Meeting the aspirational needs of its readers for luxury was not a job that The Wall Street Journal was doing. It had too long left the field of combat to the opposition champion of liberal orthodoxy, the Sunday Edition supplements to the New York Times.

Among the suddenly affluent, a hunger to manifest success through Veblian conspicuous consumption, to broadcast to the old neighborhood that you have amounted to something is a powerful social imperative. But that hunger is easily gratified through an easy menu of wheels, McMansions and bling.

At the next level is where guidance is needed. How does one signal to the new neighbors that you have arrived, just happened to move into the neighborhood, and should be treated as a social equal? The answer is through display of inconspicuous taste, taste that takes for granted the means to indulge it.
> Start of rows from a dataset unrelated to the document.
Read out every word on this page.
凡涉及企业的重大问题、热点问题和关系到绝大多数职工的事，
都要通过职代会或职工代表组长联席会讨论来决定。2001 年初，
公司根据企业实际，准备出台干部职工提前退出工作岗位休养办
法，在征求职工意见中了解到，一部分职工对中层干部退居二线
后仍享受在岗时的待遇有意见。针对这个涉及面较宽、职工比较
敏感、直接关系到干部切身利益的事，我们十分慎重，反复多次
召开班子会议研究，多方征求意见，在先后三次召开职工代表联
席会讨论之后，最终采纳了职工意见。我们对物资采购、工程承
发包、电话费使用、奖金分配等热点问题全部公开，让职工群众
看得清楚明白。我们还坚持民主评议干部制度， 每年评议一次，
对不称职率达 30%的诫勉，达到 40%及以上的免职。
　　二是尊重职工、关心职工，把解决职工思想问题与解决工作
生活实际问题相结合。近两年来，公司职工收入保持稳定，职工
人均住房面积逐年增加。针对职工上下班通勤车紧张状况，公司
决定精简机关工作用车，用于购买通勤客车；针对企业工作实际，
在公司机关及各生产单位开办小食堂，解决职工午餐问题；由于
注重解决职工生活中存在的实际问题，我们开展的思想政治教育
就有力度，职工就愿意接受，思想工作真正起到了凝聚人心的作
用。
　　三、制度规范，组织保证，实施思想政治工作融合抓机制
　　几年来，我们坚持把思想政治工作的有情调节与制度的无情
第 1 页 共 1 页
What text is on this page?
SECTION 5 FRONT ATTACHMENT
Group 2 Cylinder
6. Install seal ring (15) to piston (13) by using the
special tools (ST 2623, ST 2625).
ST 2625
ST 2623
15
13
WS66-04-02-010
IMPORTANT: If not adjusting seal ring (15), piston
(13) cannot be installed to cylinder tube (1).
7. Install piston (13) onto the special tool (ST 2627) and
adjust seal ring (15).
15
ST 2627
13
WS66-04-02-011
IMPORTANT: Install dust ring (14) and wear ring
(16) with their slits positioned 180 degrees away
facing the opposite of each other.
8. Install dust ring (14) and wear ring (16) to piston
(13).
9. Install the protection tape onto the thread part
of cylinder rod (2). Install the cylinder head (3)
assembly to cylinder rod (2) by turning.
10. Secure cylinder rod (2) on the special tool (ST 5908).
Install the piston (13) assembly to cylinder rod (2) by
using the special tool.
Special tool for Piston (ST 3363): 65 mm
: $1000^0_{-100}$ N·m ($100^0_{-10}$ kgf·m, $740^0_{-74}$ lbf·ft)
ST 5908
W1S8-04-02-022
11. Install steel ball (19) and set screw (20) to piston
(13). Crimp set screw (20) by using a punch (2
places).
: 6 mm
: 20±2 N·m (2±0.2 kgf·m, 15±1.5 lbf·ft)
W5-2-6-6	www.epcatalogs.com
Depending on the neighborhood, of course, this may backfire. The old money may actually be concerned to avoid the impression of wealth by offsetting the (well worn) Tuxedo with the shabby chic of the button down shirt from prep school days, long ago.

That model is, however, both too subtle to illustrate and too unprofitable to support the ink, let alone the paper.

Instead, the model should be the nothing-but-the-best crowd, the Beautiful People, the old Jet Set, the current super-celebs, the attractors of paparazzi.

How well this resonates with Wasilla, Alaska, small-town America, decent, ordinary folk, who work hard, pay their taxes, donate their fair share to support their local church, volunteer to make their schools better through the PTA, support children’s sports, try to do better to make ends meet with enough left over to save for college and who resent, with reason, the elite liberal Establishment media and whose patriotic, fiscally conservative, and culturally life-affirming politics that the WSJ’s editorial pages exist to articulate in the language of elite discourse, how it plays in New Peoria, is another question.